When catching database errors do you then try to mimic a standard 422 error with a message linking that error back to a field or do you just use abort(422)?
Also, aren't you concerned about the noise generated at the database-level for things you could have caught (in most cases) at the validation-level e.g unique constraints and foreign keys?

[lafrech]

Also, aren't you concerned about the noise generated at the database-level for things you could have caught (in most cases) at the validation-level e.g unique constraints and foreign keys?

No. Maybe I should.

I don't feel the need to optimize this. It shouldn't happen in the first place. I mean an app must manage client errors. But optimize client error processing?

When catching database errors do you then try to mimic a standard 422 error with a message linking that error back to a field or do you just use abort(422)?

Up to you to use a simple string message or link to a field (or several fields if the error spans on several fields, like unique constraint on two fields).
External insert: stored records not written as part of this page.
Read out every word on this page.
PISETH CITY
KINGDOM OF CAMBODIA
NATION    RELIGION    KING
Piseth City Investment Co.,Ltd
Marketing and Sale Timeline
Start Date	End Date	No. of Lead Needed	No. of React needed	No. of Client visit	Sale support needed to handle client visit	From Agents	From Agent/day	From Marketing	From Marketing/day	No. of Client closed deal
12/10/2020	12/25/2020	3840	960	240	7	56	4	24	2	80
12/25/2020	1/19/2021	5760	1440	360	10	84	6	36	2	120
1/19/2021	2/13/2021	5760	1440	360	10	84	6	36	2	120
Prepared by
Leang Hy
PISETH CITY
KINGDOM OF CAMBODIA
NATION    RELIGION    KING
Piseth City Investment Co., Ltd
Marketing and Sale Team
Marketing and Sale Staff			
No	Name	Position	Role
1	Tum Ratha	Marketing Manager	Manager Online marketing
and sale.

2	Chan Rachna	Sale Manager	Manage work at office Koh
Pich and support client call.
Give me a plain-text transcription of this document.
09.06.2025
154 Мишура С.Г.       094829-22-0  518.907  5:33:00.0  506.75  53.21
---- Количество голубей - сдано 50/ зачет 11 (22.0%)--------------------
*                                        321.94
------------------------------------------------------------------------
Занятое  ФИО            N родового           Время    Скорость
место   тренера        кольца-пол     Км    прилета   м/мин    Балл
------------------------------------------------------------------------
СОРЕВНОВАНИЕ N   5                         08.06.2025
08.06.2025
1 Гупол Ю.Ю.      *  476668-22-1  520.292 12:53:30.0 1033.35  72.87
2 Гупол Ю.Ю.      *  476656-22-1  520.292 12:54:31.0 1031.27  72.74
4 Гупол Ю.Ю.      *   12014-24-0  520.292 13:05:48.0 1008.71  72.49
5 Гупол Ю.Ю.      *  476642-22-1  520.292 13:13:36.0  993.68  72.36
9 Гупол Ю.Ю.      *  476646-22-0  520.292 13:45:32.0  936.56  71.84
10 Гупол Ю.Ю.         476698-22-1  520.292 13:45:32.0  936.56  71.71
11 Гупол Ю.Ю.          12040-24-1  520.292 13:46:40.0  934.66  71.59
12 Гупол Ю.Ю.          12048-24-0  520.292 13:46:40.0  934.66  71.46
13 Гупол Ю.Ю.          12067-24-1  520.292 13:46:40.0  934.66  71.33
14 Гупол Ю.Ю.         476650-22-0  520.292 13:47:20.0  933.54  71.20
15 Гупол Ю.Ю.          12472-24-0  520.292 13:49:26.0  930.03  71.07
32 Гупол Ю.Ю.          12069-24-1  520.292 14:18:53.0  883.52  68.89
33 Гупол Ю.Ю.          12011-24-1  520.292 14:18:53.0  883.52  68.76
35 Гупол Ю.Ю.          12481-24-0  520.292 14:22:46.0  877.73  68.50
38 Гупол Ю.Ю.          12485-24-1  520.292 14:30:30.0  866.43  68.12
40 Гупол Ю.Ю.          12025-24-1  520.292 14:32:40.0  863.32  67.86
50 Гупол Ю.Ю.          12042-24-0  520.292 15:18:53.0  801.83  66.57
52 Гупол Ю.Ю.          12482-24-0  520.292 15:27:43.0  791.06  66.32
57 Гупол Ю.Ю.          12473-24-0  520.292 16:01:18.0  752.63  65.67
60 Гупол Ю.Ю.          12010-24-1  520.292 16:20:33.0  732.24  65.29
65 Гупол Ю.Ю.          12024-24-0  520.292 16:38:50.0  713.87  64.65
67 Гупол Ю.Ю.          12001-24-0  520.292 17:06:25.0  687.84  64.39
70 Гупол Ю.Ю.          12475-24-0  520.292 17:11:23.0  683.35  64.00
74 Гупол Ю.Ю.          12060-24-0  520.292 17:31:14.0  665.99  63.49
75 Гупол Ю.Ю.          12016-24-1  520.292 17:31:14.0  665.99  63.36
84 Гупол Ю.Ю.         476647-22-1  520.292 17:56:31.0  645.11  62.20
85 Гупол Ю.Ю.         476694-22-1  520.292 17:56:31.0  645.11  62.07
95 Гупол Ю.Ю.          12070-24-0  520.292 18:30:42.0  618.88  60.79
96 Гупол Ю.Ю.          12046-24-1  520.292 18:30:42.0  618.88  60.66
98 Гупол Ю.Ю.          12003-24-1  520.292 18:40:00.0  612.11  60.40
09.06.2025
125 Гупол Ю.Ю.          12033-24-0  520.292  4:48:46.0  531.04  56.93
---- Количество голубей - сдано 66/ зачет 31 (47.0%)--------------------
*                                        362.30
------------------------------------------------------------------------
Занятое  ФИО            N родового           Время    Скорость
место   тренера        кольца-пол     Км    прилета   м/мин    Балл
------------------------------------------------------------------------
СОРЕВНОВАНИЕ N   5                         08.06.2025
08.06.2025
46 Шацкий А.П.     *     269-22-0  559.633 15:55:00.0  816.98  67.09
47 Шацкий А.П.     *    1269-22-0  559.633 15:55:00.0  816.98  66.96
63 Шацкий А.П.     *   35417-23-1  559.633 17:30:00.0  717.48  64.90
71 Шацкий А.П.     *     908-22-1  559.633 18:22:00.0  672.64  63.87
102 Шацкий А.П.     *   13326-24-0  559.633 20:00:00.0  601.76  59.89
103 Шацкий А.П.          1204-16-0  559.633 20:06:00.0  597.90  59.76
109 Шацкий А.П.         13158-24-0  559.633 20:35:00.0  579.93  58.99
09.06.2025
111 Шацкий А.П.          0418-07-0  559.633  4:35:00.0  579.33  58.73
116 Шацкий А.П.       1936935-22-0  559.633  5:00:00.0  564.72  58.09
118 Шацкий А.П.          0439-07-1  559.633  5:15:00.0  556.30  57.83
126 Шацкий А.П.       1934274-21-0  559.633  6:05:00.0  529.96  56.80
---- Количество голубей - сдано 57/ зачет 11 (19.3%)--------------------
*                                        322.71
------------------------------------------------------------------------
See marshmallow-code/flask-smorest#132 (comment).

It can depend on how your client actually parses the error response. Error structuring is nice when debugging, on to help UI providing errors to client. But some errors might not fit in this structure.

Catching database connection errors might not be necessary: ultimately, return a 500 might be enough from client perspective client. I include traceback in the logs.

[rocambolesque]

I don't feel the need to optimize this. It shouldn't happen in the first place. I mean an app must manage client errors. But optimize client error processing?
Catching database connection errors might not be necessary: ultimately, return a 500 might be enough from client perspective client. I include traceback in the logs.

You must have really nice clients :)

See marshmallow-code/flask-smorest#132 (comment).

I will definitely use this, thanks

[lafrech]

Yeah, or not client at all... My point in this example is that for the client, it does not matter that much if the error is a database server error, a network error, whatever. That's internal details. The server can't answer, it is a server error.

[rocambolesque]

I agree that the client should not be exposed to the underlying complexity of the database model, that is one of the reasons to use APIs.
But it is much better for the client to get a message saying "hey, here is your problem" than "not working". Making the API consumer life easy is part of the job in my opinion.

[lafrech]

I think we agree.

Ideally, a 500 is logged and perhaps triggers a notification to the maintainer somehow. And it may contain a message like "please tell the admin". Just saying the user shouldn't need to know it's a DB error or a network error since in any case he can't do anything about it. But yes, it may be slightly better in terms of communication to provide unneeded details so that the backend code doesn't appears as just a broken blob.